El papel de las iglesias fue decisivo. En un país donde los partidos tradicionales han perdido legitimidad, la voz conjunta de la Iglesia católica y las iglesias evangélicas adquiere una fuerza inusual. Lograron convocar a una base amplia, transversal, que incluyó a sectores populares, clase media y hasta capas empresariales que ven con desconfianza el rumbo del gobierno. El oficialismo sabe que no puede confrontar directamente a este bloque, porque su legitimidad trasciende la política partidaria. Y por eso intenta reducirlo a una cifra mínima: 40,000 y nada más.

Pero el efecto puede ser el contrario: al minimizar, otorgan a la marcha un aura de verdad incómoda, de causa justa que el poder no se atreve a reconocer. Así, la demanda de transparencia electoral resuena más fuerte.

La caminata por “la paz” fue, en realidad, el primer ensayo de noviembre. Ensayo en el sentido teatral: un anticipo, una práctica que prepara el escenario para el día decisivo. Las calles fueron ocupadas para mostrar músculo, para recordar que la ciudadanía no aceptará pasivamente un fraude, y para advertir que la paz solo será posible si se respeta la voluntad popular.

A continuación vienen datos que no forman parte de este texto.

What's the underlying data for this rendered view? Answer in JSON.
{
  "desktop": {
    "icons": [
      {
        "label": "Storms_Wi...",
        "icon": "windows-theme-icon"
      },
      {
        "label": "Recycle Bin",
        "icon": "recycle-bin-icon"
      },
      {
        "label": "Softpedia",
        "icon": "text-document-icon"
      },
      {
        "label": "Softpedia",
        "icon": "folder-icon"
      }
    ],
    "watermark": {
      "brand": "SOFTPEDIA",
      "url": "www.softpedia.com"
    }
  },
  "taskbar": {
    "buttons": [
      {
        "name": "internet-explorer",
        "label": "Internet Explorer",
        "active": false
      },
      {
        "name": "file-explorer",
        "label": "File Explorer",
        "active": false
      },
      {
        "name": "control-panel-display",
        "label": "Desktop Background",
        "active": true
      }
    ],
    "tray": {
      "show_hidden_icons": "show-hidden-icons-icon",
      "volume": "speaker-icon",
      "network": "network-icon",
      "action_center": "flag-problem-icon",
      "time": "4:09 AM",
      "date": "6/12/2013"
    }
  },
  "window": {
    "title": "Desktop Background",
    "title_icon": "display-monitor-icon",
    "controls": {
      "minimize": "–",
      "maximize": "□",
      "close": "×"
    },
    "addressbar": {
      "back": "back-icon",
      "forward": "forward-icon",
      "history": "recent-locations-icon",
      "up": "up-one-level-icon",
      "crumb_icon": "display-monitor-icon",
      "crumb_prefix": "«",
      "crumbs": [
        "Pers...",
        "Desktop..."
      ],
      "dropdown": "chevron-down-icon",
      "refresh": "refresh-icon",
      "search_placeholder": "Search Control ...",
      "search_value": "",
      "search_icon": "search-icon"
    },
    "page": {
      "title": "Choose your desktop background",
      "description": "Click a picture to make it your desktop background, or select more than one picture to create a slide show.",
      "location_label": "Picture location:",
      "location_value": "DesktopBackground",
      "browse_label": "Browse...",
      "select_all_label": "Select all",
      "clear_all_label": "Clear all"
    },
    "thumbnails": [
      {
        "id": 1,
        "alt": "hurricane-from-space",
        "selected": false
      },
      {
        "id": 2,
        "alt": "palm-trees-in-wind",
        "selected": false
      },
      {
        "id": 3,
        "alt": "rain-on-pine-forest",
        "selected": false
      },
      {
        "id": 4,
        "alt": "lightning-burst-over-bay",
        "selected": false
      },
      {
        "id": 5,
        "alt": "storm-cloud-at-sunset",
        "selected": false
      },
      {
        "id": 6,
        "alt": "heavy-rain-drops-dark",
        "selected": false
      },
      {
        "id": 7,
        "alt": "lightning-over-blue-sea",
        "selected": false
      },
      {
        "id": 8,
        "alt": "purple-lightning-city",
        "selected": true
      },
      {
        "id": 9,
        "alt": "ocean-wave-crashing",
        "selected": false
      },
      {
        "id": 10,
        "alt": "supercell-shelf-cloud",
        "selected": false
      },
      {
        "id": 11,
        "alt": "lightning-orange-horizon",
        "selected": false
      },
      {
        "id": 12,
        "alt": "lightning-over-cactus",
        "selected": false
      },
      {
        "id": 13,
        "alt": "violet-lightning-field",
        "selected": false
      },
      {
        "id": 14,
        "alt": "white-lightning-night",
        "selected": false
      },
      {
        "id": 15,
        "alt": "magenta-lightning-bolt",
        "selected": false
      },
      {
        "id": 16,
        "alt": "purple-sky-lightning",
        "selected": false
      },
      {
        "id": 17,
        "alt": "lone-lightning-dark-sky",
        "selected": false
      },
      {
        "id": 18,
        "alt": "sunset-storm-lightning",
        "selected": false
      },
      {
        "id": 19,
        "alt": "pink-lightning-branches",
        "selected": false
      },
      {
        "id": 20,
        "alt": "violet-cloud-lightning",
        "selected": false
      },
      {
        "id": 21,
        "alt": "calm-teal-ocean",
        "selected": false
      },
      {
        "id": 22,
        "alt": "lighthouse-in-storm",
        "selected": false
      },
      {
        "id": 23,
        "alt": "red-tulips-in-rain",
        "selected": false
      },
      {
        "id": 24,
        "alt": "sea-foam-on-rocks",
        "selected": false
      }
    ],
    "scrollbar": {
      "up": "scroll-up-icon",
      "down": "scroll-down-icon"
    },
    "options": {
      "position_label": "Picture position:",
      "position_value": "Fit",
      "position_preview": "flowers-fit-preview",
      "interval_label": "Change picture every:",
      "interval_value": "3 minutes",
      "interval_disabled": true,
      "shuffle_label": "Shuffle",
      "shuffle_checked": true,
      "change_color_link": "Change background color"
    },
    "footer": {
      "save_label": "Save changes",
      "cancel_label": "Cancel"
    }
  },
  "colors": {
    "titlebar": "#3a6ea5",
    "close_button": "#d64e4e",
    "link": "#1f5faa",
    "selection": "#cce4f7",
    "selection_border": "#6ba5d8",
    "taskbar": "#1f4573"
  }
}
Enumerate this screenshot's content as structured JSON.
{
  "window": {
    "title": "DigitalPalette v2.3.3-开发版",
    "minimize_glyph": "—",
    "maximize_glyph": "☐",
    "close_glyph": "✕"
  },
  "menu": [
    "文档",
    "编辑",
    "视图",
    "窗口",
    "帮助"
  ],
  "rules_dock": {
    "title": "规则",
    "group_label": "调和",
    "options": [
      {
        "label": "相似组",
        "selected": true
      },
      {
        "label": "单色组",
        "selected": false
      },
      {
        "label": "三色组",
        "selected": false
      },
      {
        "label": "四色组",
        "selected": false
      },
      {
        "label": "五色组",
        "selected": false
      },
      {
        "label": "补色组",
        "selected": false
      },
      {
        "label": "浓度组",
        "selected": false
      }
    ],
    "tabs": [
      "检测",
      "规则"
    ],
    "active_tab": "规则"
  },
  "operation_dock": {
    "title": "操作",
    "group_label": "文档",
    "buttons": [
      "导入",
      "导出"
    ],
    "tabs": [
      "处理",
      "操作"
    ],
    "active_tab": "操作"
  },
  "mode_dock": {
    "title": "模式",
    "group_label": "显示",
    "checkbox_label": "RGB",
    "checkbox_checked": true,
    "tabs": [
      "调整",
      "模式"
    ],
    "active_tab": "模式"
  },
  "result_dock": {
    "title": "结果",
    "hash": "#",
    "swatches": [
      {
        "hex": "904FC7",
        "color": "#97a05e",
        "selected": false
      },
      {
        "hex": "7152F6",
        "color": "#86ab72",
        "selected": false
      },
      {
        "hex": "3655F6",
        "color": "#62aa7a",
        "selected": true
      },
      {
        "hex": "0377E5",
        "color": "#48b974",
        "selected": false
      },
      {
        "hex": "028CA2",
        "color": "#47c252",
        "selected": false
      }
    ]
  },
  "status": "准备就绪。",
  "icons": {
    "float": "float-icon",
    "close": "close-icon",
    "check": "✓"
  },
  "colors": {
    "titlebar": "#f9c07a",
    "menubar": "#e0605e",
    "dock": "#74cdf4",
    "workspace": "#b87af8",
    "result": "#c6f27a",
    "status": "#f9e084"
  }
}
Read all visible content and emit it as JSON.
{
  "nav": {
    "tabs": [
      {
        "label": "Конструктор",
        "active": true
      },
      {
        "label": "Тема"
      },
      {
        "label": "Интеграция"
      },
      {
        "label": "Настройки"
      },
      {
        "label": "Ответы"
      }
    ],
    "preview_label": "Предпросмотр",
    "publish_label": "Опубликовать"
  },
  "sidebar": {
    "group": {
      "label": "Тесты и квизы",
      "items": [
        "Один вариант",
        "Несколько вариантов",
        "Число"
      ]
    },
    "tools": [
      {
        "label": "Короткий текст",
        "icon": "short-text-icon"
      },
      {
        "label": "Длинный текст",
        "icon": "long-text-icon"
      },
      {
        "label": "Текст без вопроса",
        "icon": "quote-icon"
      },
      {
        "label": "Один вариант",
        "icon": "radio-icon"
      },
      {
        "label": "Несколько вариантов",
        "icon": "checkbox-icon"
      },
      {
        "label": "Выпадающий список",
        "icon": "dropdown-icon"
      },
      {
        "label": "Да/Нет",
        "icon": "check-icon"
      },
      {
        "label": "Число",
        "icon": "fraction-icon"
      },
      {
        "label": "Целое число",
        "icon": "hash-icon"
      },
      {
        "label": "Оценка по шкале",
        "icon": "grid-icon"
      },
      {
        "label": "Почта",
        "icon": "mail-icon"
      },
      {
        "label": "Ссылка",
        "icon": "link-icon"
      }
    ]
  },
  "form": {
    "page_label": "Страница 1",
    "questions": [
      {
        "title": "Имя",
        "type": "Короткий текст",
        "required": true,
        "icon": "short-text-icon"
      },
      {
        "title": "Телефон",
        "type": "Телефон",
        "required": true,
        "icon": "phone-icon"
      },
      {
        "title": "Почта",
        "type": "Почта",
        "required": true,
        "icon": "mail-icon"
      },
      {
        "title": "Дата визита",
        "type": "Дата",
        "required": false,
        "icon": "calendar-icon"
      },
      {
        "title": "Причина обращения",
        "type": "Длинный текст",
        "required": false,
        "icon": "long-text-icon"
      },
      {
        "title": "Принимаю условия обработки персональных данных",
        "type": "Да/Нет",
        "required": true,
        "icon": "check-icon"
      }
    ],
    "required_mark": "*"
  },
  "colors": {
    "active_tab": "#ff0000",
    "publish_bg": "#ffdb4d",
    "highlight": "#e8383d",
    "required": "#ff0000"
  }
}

El gobierno puede insistir en su cifra de 40,000. Pero quienes marcharon saben que eran más, y que su fuerza no se medirá solo en conteo de cabezas, sino en capacidad de vigilancia, de denuncia y de movilización. Lo que está en juego no es un dato estadístico, sino la posibilidad de una transición pacífica en noviembre. Y ese es el verdadero mensaje que la caminata deja: Honduras quiere paz, pero la paz que solo puede nacer de unas elecciones limpias.